A dear friend’s wife had stopped on the interstate with all the other cars for a traffic accident. A large 18-wheeler slammed into her and her car burst into flames, and she died. She had so much life and was such a giver of life to others. He called me a few minutes later.
Life can be harsh.
The call transported my thoughts to the early morning call I received almost 15 years ago. My 93-year-old father's home was struck by lightening and he died in the fire. I remember screaming out to God, "Why like this? Death is bad enough, but burned beyond recognition -- why?"
Love can be harsh.
God’s Love: Beyond Our Understanding
When we hold a concept of love as a standard, and things happen we don’t think loving, we can accuse the one who could have altered the circumstances but didn't of not being loving. Judged by our definition of love, God is condemned. Some have done that.
But real love, God’s love, is too large for the meager minds of men. Our concepts don’t cover it. In order to embrace it, we must trust. God is love, but our understanding of love does not define God. God defines love.
The God of the Bible is clearly revealed as both sovereign and loving. He makes it plain that He rules in the affairs of this world, weaving together the choices of his people and the events of history to accomplish his ultimate objective, which is to delight us in his love.
Real love is too large for the meager minds of men.
The grand narrative of the Bible shows that God's love is larger than our concepts of love. With our sentimental concept of love we would view the expulsion Adam and Eve from the Garden of Eden as unloving. What about the flood? Seems horrible, doesn't it? The plagues on Egypt were severe. The conquests of the land of Canaan were brutal.
But more brutal than anything man has ever endured is that God himself through the Son became sin and absorbed the wrath that hung heavy over a rebellious creation. Love has never been harsher. It has never been more real than it was on the Cross.

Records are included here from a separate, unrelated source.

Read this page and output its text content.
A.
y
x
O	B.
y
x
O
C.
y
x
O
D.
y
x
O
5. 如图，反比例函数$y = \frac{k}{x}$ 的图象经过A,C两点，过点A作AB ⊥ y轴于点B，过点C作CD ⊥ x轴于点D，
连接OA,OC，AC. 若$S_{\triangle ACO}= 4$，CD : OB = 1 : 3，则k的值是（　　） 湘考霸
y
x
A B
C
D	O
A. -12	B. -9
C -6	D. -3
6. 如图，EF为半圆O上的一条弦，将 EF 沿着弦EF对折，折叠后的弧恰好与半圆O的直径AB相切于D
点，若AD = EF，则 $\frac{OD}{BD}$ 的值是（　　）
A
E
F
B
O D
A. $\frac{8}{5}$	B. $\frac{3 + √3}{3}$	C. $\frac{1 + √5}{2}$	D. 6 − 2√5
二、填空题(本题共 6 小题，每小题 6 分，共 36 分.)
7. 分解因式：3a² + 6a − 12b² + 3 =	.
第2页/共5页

He loves enough to correct, discipline, destroy evil and take the consequences of our choices upon himself. His ways are beyond finding out, but they are always expressions of love. Trust opens our hearts to find a comfort that our minds could never discover apart from his revelation.
Finding Joy in God’s Sovereignty
Look at Job. The book of Job confounds many people. They are so certain that Job's troubles were the result of his sin that they find a way to justify God's harsh treatment of him. Oh, I know it was Satan who did the dirty work, but he had to ask God. But Job would not be persuaded that God had turned on him, nor would he agree that it was his sin that brought on the trouble.
His confession revealed his trust in God’s love. "Though He slay me, still I will hope in him; yet I will argue my ways to His face." (Job 13:15) Job didn’t impose his own understanding of love upon God, but trusted that God loved him and everything that happened to him somehow showed God’s love.
The greatest delight that mankind can experience is a living trust in the God who is eternally both good and sovereign.
The greatest delight that mankind can experience is a living trust in the God who is eternally both good and sovereign. He doesn't mind our questions; He even entertains our arguments; but in the end we fall into loving arms of the Father who loves us so much that He gave His Son who gave His life that we might know the love of God.